Hall of Fame outfielder Tony Gwynn died Monday morning after battling cancer. He was 54.

Gwynn was surrounded by his family at Pomerado Hospital in Poway, Calif., when he died.

Gwynn spent his entire Hall of Fame career with the San Diego Padres from 1982-2001. He had 3,141 hits and a career .338 batting average (18th best all-time) in 2,440 games. He batted above .300 in 19 of his 20 major league seasons, including .394 in 1994.

Gwynn was a 15-time All-Star, won eight batting titles, five Gold Glove Awards and was inducted in the National Baseball Hall of Fame in 2007.

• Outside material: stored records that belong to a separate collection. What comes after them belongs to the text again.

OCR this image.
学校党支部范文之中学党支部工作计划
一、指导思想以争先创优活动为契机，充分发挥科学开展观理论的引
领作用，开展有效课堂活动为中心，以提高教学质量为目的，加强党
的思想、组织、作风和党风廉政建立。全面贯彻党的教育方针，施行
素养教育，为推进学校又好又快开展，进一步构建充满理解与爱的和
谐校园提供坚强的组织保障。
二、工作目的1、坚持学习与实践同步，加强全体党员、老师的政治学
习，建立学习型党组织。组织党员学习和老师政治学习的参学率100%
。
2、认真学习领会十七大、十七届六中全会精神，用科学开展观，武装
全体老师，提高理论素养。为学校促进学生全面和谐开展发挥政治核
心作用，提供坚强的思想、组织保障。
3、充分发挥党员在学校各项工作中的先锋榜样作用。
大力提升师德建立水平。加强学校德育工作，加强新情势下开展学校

Gwynn also played a significant role in the Padres winning National League pennants in 1984 and 1998, hitting a combined .371 in the two World Series.

Commissioner Bud Selig issued a statement, saying that Gwynn was "the greatest Padre ever" and his "all-around excellence on the field was surpassed by his exuberant personality and genial disposition in life."

---The Philadelphia Phillies placed outfielder Tony Gwynn Jr. on the bereavement list following the death of his father.

Outfielder Aaron Altherr was recalled from Double-A Reading to take his place. Altherr was hitting .245 with 11 doubles and 23 RBIs in 52 games with Reading.

---Boston Red Sox minor league left-handed pitcher Miguel Pena received a 100-game suspension without pay after a third positive test for a drug of abuse.

The suspension of Pena, who is currently on the roster of Double-A Portland of the Eastern League, is effective immediately.

---Baseball's all-time hits leader Pete Rose, who managed the independent Bridgeport Bluefish for one day, still hopes to have his lifetime ban from Major League Baseball lifted.

Rose was banned for life in 1989 for betting on baseball while he managed the Cincinnati Reds.

"I've waited 25 years, but I've done so because I was the one who screwed up," Rose told ESPN.com. "And if I were given a second chance, I would be the happiest guy in the world."

---The Cleveland Indians recalled right-hander Mark Lowe and optioned left-hander T.J. House to Triple-A Columbus.

Lowe, 31, has spent most of the season with Columbus where he has compiled a mark of 1-1 with nine saves (10 chances) and a 3.48 ERA in 20 relief appearances over 20 2/3 innings.

House recorded a 4.88 ERA in six games, including five starts, over 27 2/3 innings with Cleveland in two stints.

---Boston Red Sox third baseman Will Middlebrooks, on a rehab assignment at Triple-A Pawtucket, is getting work in the outfield as Boston looks for more production.

The Red Sox signed first baseman Sam Travis, their second-round pick in this month's draft.

---Phillies right-hander Jonathan Pettibone is expected to have surgery Tuesday to repair a small tear in his right shoulder. Pettibone is 0-1 with a 9.00 ERA in two starts.

---The St. Louis Cardinals signed No. 1 draft pick Luke Weaver, a right-handed pitcher out of Florida State, to a deal calling for a slot-mandated $1.8 million bonus. The No. 27 overall pick, Weaver will start his pro career at short-season Class A Jupiter.

---Cardinals general manager John Mozeliak said that right-hander Joe Kelly (torn hamstring) has progressed enough that the team could activate him in the next two to three weeks. Kelly, who was the No. 5 starter to begin the season, was injured April 16 in Milwaukee trying to beat out an infield hit.

---The New York Mets activated outfielder Eric Young Jr. from the 15-day disabled list and started him in left field, batting ninth.

Outfielder Andrew Brown, who hit .182 with two homers and seven RBIs in 44 at-bats, was optioned to Triple-A Las Vegas.